Drip irrigation is a method of watering the plants frequently with the rate of consumption of water by plant, thereby minimizing loss of water due to deep percolation, seepage, runoff and evaporation.
In this method, irrigation is generally (on a small scale) accomplished by supplying water using the small diameter of head soft pipes with devices called drippers or emitters along with the pipe layout. They are spaced according to the spacing of the plant as the pipe is flexible.
The method applies water slowly to keep soil moisturized in root zones within the desire rate of plant use. The application of water can be directly beneath the root zones or above the surface of the soil.
Drip irrigation is also known as trickle irrigation as it lets water runoff in form of drips from the nozzle. It is the latest field of irrigation techniques and well adopted for places where there is a scarcity of water and salt problems in the soil leading to the problem of leaching.

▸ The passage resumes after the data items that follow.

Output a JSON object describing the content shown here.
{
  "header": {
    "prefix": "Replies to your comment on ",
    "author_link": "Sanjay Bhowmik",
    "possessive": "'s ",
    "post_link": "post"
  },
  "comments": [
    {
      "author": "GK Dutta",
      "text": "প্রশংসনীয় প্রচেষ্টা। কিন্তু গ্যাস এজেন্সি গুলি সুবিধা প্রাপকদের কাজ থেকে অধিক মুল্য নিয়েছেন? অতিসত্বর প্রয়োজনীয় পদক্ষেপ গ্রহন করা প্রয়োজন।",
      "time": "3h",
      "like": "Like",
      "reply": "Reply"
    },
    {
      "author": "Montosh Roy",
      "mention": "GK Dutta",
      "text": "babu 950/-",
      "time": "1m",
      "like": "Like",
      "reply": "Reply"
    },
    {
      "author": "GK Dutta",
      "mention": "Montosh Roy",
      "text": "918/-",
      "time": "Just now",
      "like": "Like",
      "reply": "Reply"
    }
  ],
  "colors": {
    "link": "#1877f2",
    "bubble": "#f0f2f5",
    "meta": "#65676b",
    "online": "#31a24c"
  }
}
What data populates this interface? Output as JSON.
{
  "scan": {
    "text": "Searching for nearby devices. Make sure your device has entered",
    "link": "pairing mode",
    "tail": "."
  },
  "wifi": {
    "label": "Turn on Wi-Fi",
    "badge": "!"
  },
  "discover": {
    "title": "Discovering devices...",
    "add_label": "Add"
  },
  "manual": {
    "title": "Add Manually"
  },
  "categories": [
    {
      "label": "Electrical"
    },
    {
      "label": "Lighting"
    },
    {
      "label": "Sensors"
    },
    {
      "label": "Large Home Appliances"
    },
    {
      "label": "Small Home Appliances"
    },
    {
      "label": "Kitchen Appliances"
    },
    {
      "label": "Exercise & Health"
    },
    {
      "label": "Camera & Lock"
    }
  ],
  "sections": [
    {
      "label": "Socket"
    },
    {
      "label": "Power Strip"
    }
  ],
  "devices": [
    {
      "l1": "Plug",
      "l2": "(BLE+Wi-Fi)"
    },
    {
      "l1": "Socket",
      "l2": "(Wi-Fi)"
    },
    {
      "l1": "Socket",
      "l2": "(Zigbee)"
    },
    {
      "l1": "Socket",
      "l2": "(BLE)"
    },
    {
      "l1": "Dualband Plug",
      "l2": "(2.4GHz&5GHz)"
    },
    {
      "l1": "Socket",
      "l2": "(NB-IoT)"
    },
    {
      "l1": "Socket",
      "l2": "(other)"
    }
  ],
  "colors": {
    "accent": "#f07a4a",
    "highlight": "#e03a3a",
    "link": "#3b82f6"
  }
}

Layout systems of Drip irrigation
In large scale Drip irrigation, the layout involves head, main, sub mains, laterals and drop nozzles. The head consists of the water lifted with a pump to create atmospheric pressure of 2.5 atmospheres in the pipe. This pressure is sufficient to ensure the proper flow of water for the irrigation system. The water sometimes if necessary, are even passed through fertilizer tanks so that directly fertilized irrigated water is supplied to soil.
Moreover, to prevent the suspended particles from going into the drip nozzle and clog them, the fertilized water is preferred to pass over the filter. The main and sub mains are the small-sized pipe arrangements of the system. They are generally flexible PVC pipes are of diameter required accordingly design discharge.
The lateral is very small-sized pipes(usually of diameter 1.25cm) specially designed black PVC pipe directly branched out from mains or sub mains. Laterals length can range up to 50 m long so that one lateral line is laid for each row of crops. The end of the laterals is sealed.
The drip nozzles are called emitters or valves are attached to the laterals at regular intervals of 0.5m to 1m. The lateral is punched in order to make a hole and fit the emitter. The water seeps or oozes out through the emitter at a rate of 2-10 litres per hour.
Sometimes instead of the use of Drip emitters, there is the use of the drip tapes which consists of the flexible pipe along with the permeable members at one end. And such tapes are arranged as lateral on row around crops and water are supplied to it with help of valves.
Advantages of drip irrigation
Each system has its own field and scope of advantages along with some drawbacks. However some advantages of drip irrigation accordingly their suitability and favourable conditions are described below.
- Plants like grapes, sugarcanes, papayas, vegetables are suitable for this irrigation
- This system is very useful for small nurseries, Orchards or gardens.
The new concept of farming in terrace and roof has been recently being adopted popularly. And for such farming, it is difficult to irritate water with normal irrigation techniques like surface or subsurface irrigation techniques.
Moreover, the vase can’t hold much water and seeps and evaporates at a much higher rate than in fields. Thus, drip irrigation techniques are the most suitable and advantageous method of irrigating water in such type of farming.
- Smaller sources of water which are inadequate for other type of irrigation can be used for this type of irrigation with siphon action
- Very advantageous where there is scarcity of water. This method helps in optimization of water as it prevents maximum loss through evaporation and infiltration or deep percolation as compared to other systems of irrigation. Water application efficiency for such irrigation system is greater than 90%
- Widely spaced crops like orchards and vegetables are most favorable for this type of irrigation
- Water along with fertilizers can be directly supplied to root zones of the crop. Thus reduce yhe work and effort needed to done to spread fertilizers.
- Very useful for the sandy loam soil which cannot hold water for long time or say which easily infiltrate water.
Disadvantages of drip irrigation
- Maintenance of laterals and drippers along with flexible pipe is difficult
- Silt free clean water is required to prevent clogging
- Initial cost is too high and require very skill manpower and Trainings
- As the water doesn’t get sufficiently percolate or infiltrate upto depth in soil! The root growth can be hindered to some extent. Thus prefer more for fibrous root plants(like sugarcane) than tap root plants.
I hope this article on “Advantages of drip irrigation” remains helpful for you.